Scholz, Brüksel’de düzenlenen iki günlük AB Lider Zirvesi’nden sonra değerlendirmelerde bulundu.
Zirvede AB’nin Türkiye ile ilişkilerinin de ele alındığı bilgisini paylaşan Scholz, “Burada, Türkiye’deki seçimlerin ardından yeni ve iyi işbirlikleri için imkanları kullanmak istiyoruz.” dedi.
Scholz, bunun zirvede kararlaştırıldığını belirterek, bu nedenle AB Komisyonu ve Yüksek Temsilciden bir bütün olarak karşılıklı ilişkilerin daha da geliştirmesi konusunda önerilerde bulunmalarını istediklerini ifade etti.
Zirvede Kıbrıs ve Yunanistan üzerine de konuşulduğunu aktaran Scholz, özellikle Kıbrıs meselesine yeni bir ivme kazandırılmasını ümit ettiklerini kaydetti.

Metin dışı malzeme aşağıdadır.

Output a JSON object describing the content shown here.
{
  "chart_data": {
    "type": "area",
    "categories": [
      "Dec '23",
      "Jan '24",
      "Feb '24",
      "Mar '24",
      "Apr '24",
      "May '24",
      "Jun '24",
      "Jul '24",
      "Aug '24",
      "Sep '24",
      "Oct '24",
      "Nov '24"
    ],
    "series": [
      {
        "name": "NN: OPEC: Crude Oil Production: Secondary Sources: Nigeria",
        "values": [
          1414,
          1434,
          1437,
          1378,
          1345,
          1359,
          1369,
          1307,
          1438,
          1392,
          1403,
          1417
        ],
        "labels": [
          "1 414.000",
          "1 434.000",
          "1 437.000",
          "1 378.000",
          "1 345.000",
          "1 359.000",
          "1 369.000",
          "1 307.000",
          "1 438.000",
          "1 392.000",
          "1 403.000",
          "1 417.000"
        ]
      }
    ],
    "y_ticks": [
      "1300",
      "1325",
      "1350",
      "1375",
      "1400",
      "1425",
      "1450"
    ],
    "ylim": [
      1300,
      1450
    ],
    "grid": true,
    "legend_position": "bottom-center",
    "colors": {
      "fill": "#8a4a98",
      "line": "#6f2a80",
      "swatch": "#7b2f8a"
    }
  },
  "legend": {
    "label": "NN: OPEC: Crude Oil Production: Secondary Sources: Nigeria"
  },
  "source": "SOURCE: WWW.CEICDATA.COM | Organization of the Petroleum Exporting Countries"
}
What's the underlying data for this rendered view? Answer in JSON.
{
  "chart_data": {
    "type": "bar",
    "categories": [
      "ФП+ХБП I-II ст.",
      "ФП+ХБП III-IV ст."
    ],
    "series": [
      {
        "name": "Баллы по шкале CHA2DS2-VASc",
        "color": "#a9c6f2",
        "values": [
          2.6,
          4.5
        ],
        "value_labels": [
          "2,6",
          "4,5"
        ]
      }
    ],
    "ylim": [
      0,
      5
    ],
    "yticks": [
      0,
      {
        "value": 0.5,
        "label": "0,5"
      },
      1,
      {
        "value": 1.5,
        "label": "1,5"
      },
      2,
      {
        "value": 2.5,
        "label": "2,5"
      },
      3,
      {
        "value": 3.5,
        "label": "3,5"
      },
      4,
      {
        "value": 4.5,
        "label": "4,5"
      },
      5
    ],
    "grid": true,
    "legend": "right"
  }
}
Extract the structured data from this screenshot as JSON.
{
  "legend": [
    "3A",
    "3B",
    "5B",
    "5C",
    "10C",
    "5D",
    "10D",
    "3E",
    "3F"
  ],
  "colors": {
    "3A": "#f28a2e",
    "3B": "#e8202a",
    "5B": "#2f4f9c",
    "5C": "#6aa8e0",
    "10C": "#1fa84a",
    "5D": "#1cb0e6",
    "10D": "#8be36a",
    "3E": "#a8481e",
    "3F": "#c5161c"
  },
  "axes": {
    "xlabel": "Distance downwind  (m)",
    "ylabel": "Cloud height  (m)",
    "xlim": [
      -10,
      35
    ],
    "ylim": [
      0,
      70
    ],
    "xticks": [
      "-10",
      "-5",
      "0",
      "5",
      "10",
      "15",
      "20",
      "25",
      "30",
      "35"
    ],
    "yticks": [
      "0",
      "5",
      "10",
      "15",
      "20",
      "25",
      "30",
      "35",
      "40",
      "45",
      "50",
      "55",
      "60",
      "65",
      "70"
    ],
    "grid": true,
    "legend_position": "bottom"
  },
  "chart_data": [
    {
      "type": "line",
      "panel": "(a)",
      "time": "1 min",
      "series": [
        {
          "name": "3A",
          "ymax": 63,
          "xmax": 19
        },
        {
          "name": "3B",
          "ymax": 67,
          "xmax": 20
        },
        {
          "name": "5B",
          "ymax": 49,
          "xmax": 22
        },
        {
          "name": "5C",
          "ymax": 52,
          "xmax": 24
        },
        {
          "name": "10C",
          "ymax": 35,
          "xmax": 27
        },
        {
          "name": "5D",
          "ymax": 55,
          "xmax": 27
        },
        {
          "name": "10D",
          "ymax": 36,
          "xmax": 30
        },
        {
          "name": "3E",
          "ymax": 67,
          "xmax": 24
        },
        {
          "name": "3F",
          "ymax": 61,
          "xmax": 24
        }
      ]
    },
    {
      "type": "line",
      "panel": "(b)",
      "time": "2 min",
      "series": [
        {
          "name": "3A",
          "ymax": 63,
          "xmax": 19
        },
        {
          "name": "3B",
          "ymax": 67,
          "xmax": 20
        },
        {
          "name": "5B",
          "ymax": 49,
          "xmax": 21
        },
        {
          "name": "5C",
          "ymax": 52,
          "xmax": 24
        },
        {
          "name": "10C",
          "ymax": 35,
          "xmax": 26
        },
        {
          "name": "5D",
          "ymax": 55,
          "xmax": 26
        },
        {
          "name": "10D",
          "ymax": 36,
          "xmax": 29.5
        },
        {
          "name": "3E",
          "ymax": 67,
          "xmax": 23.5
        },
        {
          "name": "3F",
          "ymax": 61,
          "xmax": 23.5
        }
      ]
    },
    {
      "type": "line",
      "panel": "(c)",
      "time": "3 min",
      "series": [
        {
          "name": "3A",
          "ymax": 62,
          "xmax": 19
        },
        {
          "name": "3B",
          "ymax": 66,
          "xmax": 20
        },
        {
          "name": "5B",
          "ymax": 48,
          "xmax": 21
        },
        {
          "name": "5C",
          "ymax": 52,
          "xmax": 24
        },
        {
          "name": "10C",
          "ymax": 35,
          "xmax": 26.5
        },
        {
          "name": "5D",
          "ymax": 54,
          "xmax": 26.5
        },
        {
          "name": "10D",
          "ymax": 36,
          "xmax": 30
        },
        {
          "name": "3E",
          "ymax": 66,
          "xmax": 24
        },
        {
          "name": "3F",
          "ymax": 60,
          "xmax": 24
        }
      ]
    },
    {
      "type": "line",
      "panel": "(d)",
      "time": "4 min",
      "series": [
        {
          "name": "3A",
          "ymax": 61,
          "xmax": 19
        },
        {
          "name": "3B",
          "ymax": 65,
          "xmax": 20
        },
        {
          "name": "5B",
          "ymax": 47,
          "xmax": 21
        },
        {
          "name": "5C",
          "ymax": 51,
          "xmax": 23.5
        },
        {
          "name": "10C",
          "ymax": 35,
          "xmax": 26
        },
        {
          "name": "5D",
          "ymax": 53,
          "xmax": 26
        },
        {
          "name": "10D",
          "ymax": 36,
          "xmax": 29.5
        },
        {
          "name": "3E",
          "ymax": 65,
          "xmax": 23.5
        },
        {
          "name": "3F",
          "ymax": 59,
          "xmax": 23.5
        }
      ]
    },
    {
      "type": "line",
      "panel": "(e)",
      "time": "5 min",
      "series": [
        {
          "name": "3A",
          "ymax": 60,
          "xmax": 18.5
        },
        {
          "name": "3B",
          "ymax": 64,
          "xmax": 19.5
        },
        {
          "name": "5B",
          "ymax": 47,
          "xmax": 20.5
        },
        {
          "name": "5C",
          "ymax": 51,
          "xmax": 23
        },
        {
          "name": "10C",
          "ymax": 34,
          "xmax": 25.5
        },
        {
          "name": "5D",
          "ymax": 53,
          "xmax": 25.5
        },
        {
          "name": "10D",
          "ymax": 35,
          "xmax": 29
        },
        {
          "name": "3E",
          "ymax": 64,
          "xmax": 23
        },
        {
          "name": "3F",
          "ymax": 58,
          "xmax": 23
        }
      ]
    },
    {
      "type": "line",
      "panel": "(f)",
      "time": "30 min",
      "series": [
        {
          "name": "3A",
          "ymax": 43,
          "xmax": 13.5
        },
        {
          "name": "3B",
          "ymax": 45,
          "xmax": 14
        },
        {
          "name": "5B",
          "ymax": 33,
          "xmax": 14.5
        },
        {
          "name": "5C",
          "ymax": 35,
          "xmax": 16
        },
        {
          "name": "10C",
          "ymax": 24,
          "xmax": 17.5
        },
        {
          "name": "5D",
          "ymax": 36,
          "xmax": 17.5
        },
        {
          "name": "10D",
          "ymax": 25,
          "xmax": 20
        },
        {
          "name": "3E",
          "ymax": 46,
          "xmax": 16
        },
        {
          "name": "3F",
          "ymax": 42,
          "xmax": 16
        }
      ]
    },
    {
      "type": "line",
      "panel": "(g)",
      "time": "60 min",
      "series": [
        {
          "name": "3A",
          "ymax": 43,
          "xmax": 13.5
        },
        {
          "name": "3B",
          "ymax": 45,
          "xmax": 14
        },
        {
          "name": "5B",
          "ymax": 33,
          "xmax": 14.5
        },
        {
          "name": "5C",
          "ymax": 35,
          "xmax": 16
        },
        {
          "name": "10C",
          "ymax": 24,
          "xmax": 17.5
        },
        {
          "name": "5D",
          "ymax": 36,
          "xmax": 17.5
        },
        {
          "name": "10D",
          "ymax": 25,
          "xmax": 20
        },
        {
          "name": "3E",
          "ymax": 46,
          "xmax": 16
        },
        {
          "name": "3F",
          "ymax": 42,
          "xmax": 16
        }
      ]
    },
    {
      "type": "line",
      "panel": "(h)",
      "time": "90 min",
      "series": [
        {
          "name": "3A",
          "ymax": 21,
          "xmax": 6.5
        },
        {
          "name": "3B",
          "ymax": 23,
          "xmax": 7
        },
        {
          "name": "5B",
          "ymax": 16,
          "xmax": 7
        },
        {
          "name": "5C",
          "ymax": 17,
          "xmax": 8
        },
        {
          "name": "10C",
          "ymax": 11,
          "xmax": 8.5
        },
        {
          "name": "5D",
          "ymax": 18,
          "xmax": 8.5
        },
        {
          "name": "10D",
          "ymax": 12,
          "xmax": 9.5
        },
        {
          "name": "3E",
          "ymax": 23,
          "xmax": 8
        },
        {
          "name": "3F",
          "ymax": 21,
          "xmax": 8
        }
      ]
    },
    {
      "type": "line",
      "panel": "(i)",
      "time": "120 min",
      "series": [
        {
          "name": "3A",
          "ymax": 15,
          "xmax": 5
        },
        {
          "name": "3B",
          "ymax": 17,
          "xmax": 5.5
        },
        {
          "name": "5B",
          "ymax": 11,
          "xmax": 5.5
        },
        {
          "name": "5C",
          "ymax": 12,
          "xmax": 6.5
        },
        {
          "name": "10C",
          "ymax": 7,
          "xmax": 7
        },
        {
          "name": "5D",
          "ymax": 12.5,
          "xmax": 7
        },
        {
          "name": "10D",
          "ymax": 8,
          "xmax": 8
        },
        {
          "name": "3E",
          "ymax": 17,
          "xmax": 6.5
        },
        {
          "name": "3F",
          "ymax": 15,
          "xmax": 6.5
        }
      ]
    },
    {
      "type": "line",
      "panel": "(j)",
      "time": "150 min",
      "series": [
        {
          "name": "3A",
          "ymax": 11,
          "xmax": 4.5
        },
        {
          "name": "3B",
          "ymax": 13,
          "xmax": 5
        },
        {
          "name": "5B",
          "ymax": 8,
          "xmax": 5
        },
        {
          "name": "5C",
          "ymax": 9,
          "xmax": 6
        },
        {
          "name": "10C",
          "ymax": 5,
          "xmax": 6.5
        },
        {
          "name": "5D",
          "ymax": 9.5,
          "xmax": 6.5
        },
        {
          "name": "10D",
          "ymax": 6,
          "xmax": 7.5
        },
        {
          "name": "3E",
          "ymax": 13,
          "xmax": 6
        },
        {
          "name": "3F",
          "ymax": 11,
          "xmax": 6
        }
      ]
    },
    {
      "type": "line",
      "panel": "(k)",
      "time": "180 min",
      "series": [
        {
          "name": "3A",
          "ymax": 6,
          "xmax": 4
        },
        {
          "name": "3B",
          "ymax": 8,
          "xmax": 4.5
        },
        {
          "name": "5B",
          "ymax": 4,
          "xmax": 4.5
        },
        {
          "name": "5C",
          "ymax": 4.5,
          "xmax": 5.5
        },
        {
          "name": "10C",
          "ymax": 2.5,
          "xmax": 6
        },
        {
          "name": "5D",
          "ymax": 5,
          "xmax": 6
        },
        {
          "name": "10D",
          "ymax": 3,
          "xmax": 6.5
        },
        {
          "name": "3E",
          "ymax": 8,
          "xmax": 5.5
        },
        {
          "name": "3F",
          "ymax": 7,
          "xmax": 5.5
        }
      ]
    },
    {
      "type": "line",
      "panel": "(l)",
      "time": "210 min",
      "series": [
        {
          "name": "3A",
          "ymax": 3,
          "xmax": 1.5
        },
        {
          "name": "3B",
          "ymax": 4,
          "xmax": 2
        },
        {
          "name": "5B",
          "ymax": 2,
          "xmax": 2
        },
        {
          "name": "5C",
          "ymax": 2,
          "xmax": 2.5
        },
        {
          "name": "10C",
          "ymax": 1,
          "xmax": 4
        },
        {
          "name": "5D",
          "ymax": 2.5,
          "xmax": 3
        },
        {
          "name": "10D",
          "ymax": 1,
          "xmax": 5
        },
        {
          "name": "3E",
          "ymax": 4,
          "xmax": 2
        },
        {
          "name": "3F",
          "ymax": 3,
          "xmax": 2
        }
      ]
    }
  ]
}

AB liderleriyle Rusya-Ukrayna savaşı, göç, Çin ile ilişkiler ve Avrupa’nın ekonomik açıdan egemenliği konularının ele alındığını ifade eden Scholz, zirve öncesinde de NATO Genel Sekreteri Jens Stoltenberg ile görüştüğünü kaydetti.
Scholz, AB ve NATO’nun son 16 aydaki durumdan güçlenerek çıktığını belirterek, “AB Liderler Zirvesi’nde bir kez daha güçlü birliktelik sinyali verildi. Özellikle iki hafta sonra Vilnius’ta yapılacak NATO zirvesi açısından.” ifadesini kullandı.
Avrupa’da savunma kapasitelerinin birleştirmesi, Avrupa savunma sanayisinin performansının artırılması ve üretimin hızlandırması gerektiğini vurgulayan Scholz, bu konuda özellikle mühimmat üretiminin genişletilmesine ilişkin yasanın hızlı bir şekilde onaylanmasının önemine işaret etti.
Scholz, Ukrayna’ya sadece mühimmat değil, insani, mali ve diğer askeri araçlarla gerektiği sürece destek vermeyi sürdüreceklerini yineledi.
Göç konusunda AB içişleri bakanlarının bu ayın başında ortak iltica politikası konusunda uzlaştığına işaret eden Scholz, bunun, AB’nin zor konularda da hareket kabiliyetine sahip olduğunu gösterdiğini belirtti.
Scholz, “Elbette böyle şeyler uzlaşma olmadan asla olmaz.” dedi.
İltica konusunun hızla Avrupa Parlamentosu’nda müzakere edilerek sonuçlandırılmasının önemli olduğunu vurgulayan Scholz, AB ülkelerinin herkes için bağlayıcı olacak bir iltica politikasını uygulayacaklarına inandığını belirtti.
Scholz, AB ve Almanya’nın göçe ihtiyaç duyduğunu ifade ederek, düzensiz göçün sınırlandırılması ve aynı zamanda düzenli göç için tekliflerin sunulması gerektiğini kaydetti.